The arguments presented by the Employee are only relevant for the time period immediately following his resignation from Sears in November 2016. However, for that time period, no wage loss benefits were claimed, paid, or addressed by the compensation judge. Rather, the Employee claimed entitlement to wage loss benefits for the time period following his termination from the restaurant in January 2017 until his release from restrictions a few weeks later. In his brief, the Wmployee argues that, after January 29, 2017, he is entitled to the recommencement of temporary total disability benefits under Minn. Stat. § 176.101, subd. 1(e)(1). The Court was not persuaded by the employee’s arguments. Benefits that have not been commenced cannot be recommenced.

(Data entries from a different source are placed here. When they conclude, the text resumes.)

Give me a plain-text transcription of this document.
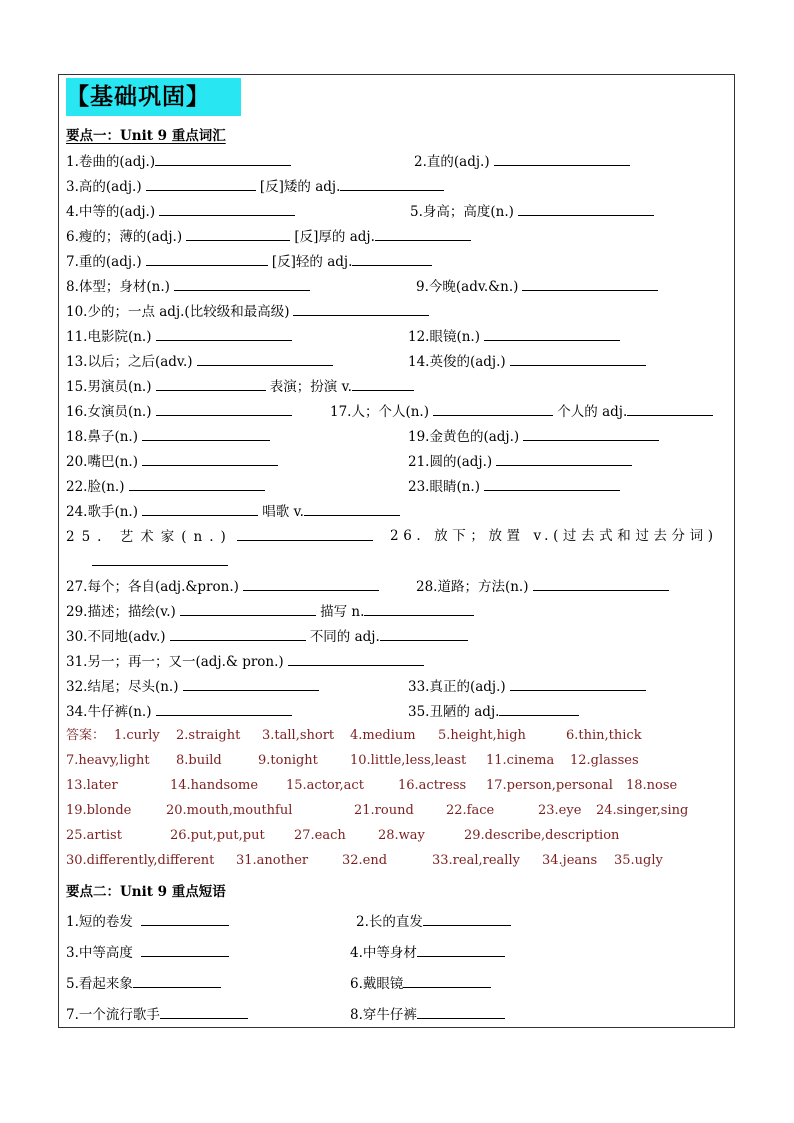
【基础巩固】
要点一：Unit 9 重点词汇
1.卷曲的(adj.)	2.直的(adj.)
3.高的(adj.)	[反]矮的 adj.
4.中等的(adj.)	5.身高；高度(n.)
6.瘦的；薄的(adj.)	[反]厚的 adj.
7.重的(adj.)	[反]轻的 adj.
8.体型；身材(n.)	9.今晚(adv.&n.)
10.少的；一点 adj.(比较级和最高级)
11.电影院(n.)	12.眼镜(n.)
13.以后；之后(adv.)	14.英俊的(adj.)
15.男演员(n.)	表演；扮演 v.
16.女演员(n.)	17.人；个人(n.)	个人的 adj.
18.鼻子(n.)	19.金黄色的(adj.)
20.嘴巴(n.)	21.圆的(adj.)
22.脸(n.)	23.眼睛(n.)
24.歌手(n.)	唱歌 v.
25. 艺术家(n.)	26. 放下；放置 v.(过去式和过去分词)
27.每个；各自(adj.&pron.)	28.道路；方法(n.)
29.描述；描绘(v.)	描写 n.
30.不同地(adv.)	不同的 adj.
31.另一；再一；又一(adj.& pron.)
32.结尾；尽头(n.)	33.真正的(adj.)
34.牛仔裤(n.)	35.丑陋的 adj.
答案： 1.curly 2.straight 3.tall,short 4.medium 5.height,high	6.thin,thick
7.heavy,light 8.build	9.tonight 10.little,less,least 11.cinema 12.glasses
13.later	14.handsome 15.actor,act	16.actress 17.person,personal 18.nose
19.blonde	20.mouth,mouthful	21.round 22.face	23.eye 24.singer,sing
25.artist	26.put,put,put 27.each 28.way	29.describe,description
30.differently,different 31.another	32.end	33.real,really 34.jeans 35.ugly
要点二：Unit 9 重点短语
1.短的卷发	2.长的直发
3.中等高度	4.中等身材
5.看起来象	6.戴眼镜
7.一个流行歌手	8.穿牛仔裤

The compensation judge denied the Employee’s claim for wage loss benefits upon finding that the employee resigned his job at Sears for reasons unrelated to his work injury, that being, his desire to focus on his high school studies. The judge found that the Employee’s employment at the restaurant also ended for reasons unrelated to his work injury, that being, the return and rehire of the previous chef. He found that while the Employee was under work restrictions at the time his employment at the restaurant ended, he was not medically restricted to working only weekend hours. Substantial evidence in the record supports the compensation judge’s findings. The Employee’s desire to limit his employment to part-time weekend hours at Sears, at the restaurant, and with regard to his job search, was motivated by his need to attend and succeed in his high school classes. While this motivation was reasonable for a 17-year-old student, any loss of earning capacity was not related to his work injury and the compensation judge concluded that the Employee was not entitled to benefits under such circumstances.